The other characteristic she was often said to share with Alexis was as a maneater, but Joan says this is simply a sexist term and shows the double standards that were used when it came to women who enjoyed sex.
She said: “If you compare how I was in the Fifties, Sixties and Seventies in between husbands with the way that some actresses — I shan’t mention any names — are today, I was positively nun-like really. Yeah, I had a lot of boyfriends at (drama school) Rada — it was the normal things that you do. You try out different permutations of men.”
Joan discovered the same double standards whenever she discussed having a career too.
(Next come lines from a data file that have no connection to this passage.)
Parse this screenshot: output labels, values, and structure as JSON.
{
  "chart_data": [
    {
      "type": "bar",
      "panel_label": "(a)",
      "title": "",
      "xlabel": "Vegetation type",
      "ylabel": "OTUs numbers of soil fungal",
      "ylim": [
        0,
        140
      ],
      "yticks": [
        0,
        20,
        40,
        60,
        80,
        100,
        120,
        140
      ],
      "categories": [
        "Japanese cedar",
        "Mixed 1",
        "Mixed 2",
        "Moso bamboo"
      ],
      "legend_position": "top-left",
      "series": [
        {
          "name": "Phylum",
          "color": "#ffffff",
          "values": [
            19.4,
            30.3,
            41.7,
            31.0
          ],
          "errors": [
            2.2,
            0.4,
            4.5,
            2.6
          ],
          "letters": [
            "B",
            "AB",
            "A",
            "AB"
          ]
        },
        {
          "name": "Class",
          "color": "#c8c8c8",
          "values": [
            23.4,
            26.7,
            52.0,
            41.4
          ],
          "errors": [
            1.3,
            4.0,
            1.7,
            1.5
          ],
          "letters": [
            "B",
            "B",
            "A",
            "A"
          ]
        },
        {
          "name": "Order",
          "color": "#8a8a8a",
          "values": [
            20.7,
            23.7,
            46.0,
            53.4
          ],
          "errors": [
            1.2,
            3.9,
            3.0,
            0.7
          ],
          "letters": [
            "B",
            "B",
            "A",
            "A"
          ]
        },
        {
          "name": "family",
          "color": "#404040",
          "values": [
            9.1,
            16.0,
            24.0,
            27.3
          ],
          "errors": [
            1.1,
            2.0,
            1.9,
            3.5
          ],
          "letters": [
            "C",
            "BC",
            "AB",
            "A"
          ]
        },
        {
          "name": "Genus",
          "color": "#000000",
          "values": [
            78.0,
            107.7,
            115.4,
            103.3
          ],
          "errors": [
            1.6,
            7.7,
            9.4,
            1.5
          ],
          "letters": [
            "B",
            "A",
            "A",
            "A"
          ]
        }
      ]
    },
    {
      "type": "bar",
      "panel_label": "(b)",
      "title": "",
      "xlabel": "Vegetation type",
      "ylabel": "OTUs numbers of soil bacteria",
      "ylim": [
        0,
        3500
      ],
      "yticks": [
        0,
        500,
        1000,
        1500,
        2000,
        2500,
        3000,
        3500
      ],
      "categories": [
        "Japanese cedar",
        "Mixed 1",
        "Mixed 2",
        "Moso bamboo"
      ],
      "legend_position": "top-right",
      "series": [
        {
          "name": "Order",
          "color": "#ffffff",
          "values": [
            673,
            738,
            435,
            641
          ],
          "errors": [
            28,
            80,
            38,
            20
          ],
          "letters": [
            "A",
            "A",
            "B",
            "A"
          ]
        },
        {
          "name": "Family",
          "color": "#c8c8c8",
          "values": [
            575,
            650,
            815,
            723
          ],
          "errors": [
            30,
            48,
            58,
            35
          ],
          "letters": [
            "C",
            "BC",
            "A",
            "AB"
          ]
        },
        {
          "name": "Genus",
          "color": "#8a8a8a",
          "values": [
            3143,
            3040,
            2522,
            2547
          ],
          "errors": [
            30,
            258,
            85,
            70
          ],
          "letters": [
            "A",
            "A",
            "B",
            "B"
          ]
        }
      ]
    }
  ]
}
She said: “People always talk to women about ambition as if it were a dirty word. I’ve never ever seen a man accused of being ambitious.
“I wanted to be successful, yes. I wanted to make a living, yes, and I wanted to make a living in a world that I enjoyed.”
As a sexy, glamorous woman Joan has always struggled to be taken seriously as an actress, particularly when she matured and started a family in the Sixties.
When she returned to work in the Seventies she found herself put into another pigeonhole that she hated.
She said: “I remember Sue Mengers, a big Hollywood agent, years ago, after my children were four and six . . . I said, ‘I really would like to get back in the business’.
“And she said, ‘Honey, take off your make-up and don’t get your hair done and wear some drab clothes, so they take you seriously’.
“I said, ‘Is that really what it’s going to take?’ I grew up with a mother and ten aunts who were all incredibly glamorous.
“They always had their hair done and always wore make-up and wore nice clothes, even if they were going to the supermarket.
“Why should I throw all that up so some ditsy director can think I can act? So I decided to be true to myself.”
Though the huge success of Dynasty didn’t come late in life, Joan believes the seeds of her success, and that of her late sister, writer Jackie Collins, were sown in their early years by their parents.
She said: “We were told as children to just get on with our lives. We were not played with, we were not entertained, and so we therefore had a vast amount of hobbies, and all siblings are competitive in a way.”
While Joan pursued acting, Jackie went into writing, producing a long line of bonkbuster novels, and died of cancer aged 77 in 2015, leaving Dame Joan bereft.
She said: “Unfortunately a lot of people in my life she hated. Luckily she adored Percy and we all got along in the last, sadly, few years of her life.
“It’s so sad. I think of her all the time, but that’s life, isn’t it?”